A Listing of Supposed Operations on the Data of Sense

November 1974

A Listing of Supposed Operations on the Data of Sense

J. J. Gibson, Cornell University

 

The World Wide Web distribution of James Gibson’s “Purple Perils” is for scholarly use with the understanding that Gibson did not intend them for publication. References to these essays must cite them explicitly as unpublished manuscripts. Copies may be circulated if this statement is included on each copy.

To say that theories of sense perception are “sensation-based” is to say that they are hypotheses about the operations that must occur if sensory inputs are to become perceptions of the environment. The different theories emphasize different operations and it would, therefore, be useful to attempt a sort of inventory of all the operations that have been proposed, ancient or modern, so as to compare the theories. They have been classified generally in such terms as nativism, empiricism, rationalism and gestalt theory; but perhaps an inventory would be more revealing. The operations have also been classified as “mental” or “physiological” but I shall neglect this dichotomy.

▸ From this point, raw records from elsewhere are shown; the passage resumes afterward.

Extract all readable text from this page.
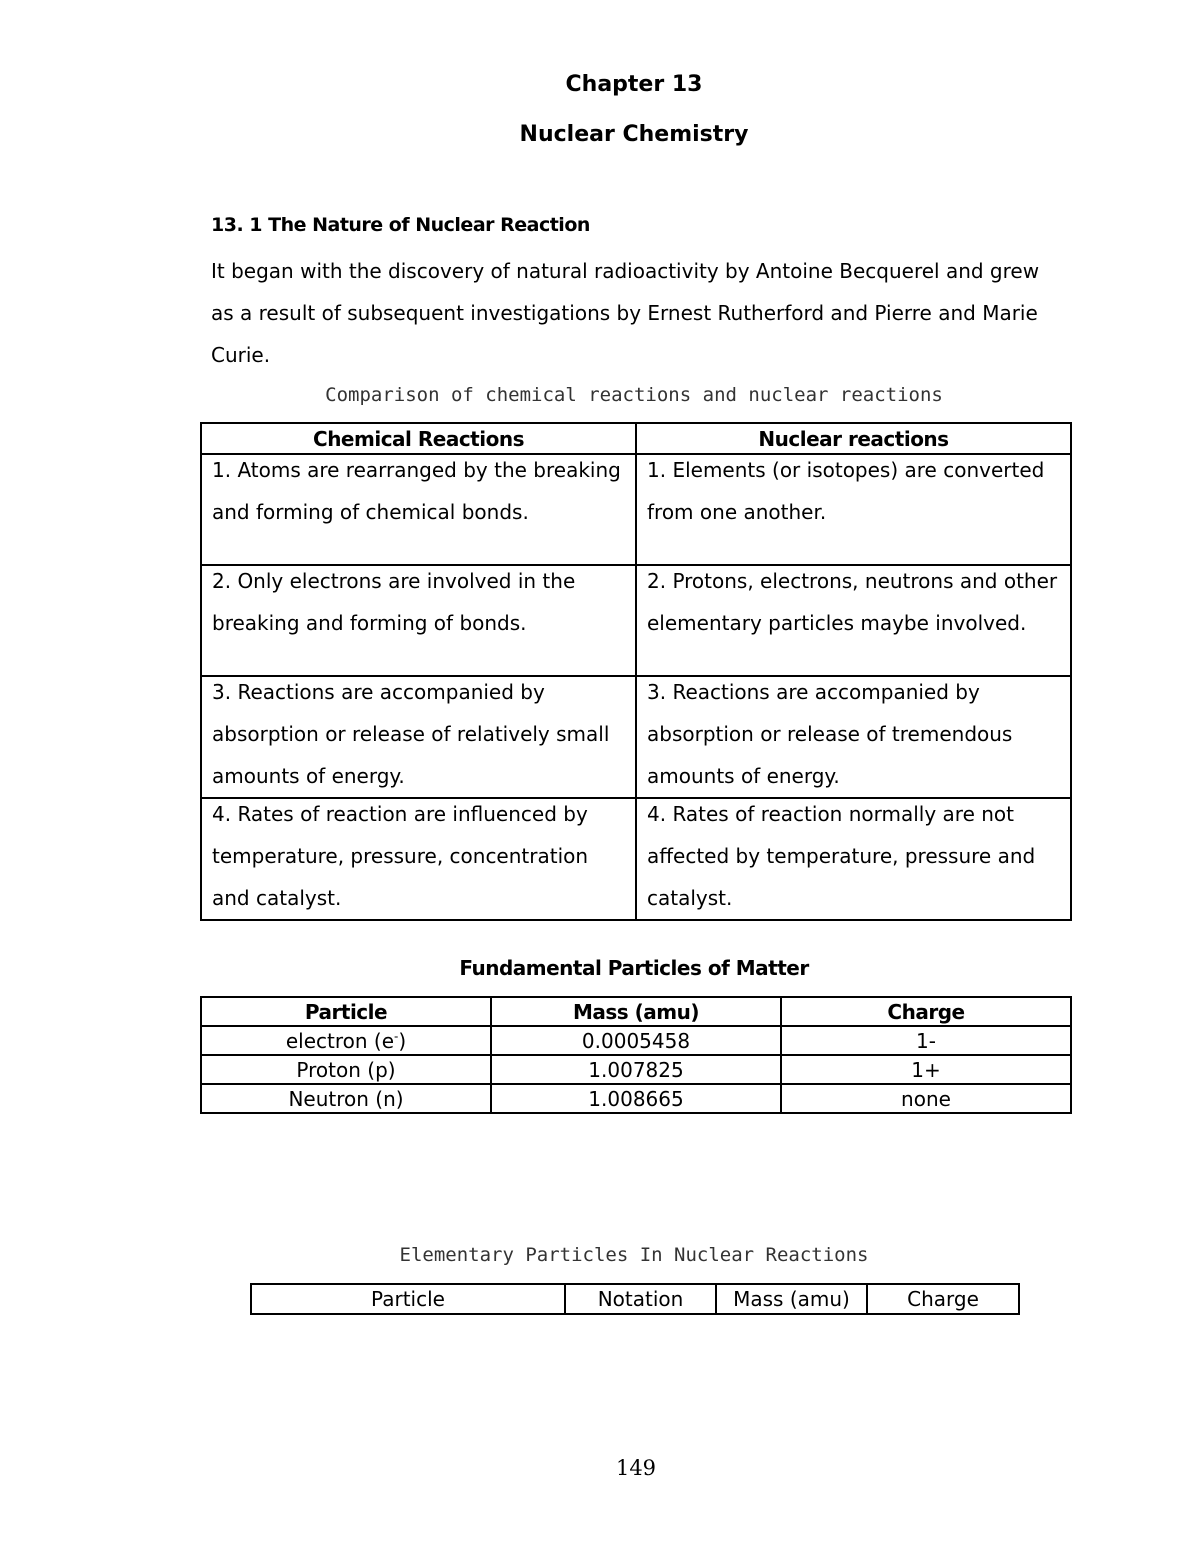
Chapter 13
Nuclear Chemistry
13. 1 The Nature of Nuclear Reaction
It began with the discovery of natural radioactivity by Antoine Becquerel and grew as a result of subsequent investigations by Ernest Rutherford and Pierre and Marie Curie.
Comparison of chemical reactions and nuclear reactions
Chemical Reactions	Nuclear reactions

1. Atoms are rearranged by the breaking and forming of chemical bonds.	1. Elements (or isotopes) are converted from one another.

2. Only electrons are involved in the breaking and forming of bonds.	2. Protons, electrons, neutrons and other elementary particles maybe involved.

3. Reactions are accompanied by absorption or release of relatively small amounts of energy.	3. Reactions are accompanied by absorption or release of tremendous amounts of energy.

4. Rates of reaction are influenced by temperature, pressure, concentration and catalyst.	4. Rates of reaction normally are not affected by temperature, pressure and catalyst.
Fundamental Particles of Matter
Particle	Mass (amu)	Charge
electron (e-)	0.0005458	1-
Proton (p)	1.007825	1+
Neutron (n)	1.008665	none
Elementary Particles In Nuclear Reactions
Particle	Notation	Mass (amu)	Charge
149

By “the data of sense” I mean both the inputs of the sensory nerves and the supposed sense impressions that immediately result, that is, the earlier results of the stimulation of receptors as distinguished from later processes. Perception is supposed to come after sensation, and sensation is usually supposed to be a necessary (but not sufficient) cause of perception. By “data” I mean the incoming data from a sense organ; I do not mean available or potential data that the organ might have sent to the brain but on this occasion did not.

Although different theories of sensation-based perception emphasize different operations on the data all of them must postulate certain operations. I can think of three. There has to be, first, some kind ofselection from the mass of simultaneous inputs, some kind of internal attention, or filtering, or exclusion. There must be, second, some sort of classifying of the inputs, or sorting, or categorizing of them. This necessity can be put in another way by saying that the same input on a later occasion must be “recognized” as the same. And there has to be, third, some kind of operation on the sensations that compensates for the changes due only to the movements of the observer himself, some operation that explains the “constancy” of the perception of an object despite the “inconstancy” of the sense impressions corresponding to it. In the case of vision this is bound up with the operation that supposedly adds depth to the retinal images.

Historically, theories of perception might be classified in three ways according as the emphasis is put on association, inference, or organization. All theories, whatever their emphasis, appeal to memory or the “influence of past experience on perception.” Association theory rests on the theory of memory most heavily, perhaps, but both the theory of unconscious inference as formulated by Helmholtz and the theory of sensory organization as formulated by the Gestalt psychologists could not get along without the notion of traces, records, images, or engrams and the notion of storage, retention, or the preservation of the past in the present.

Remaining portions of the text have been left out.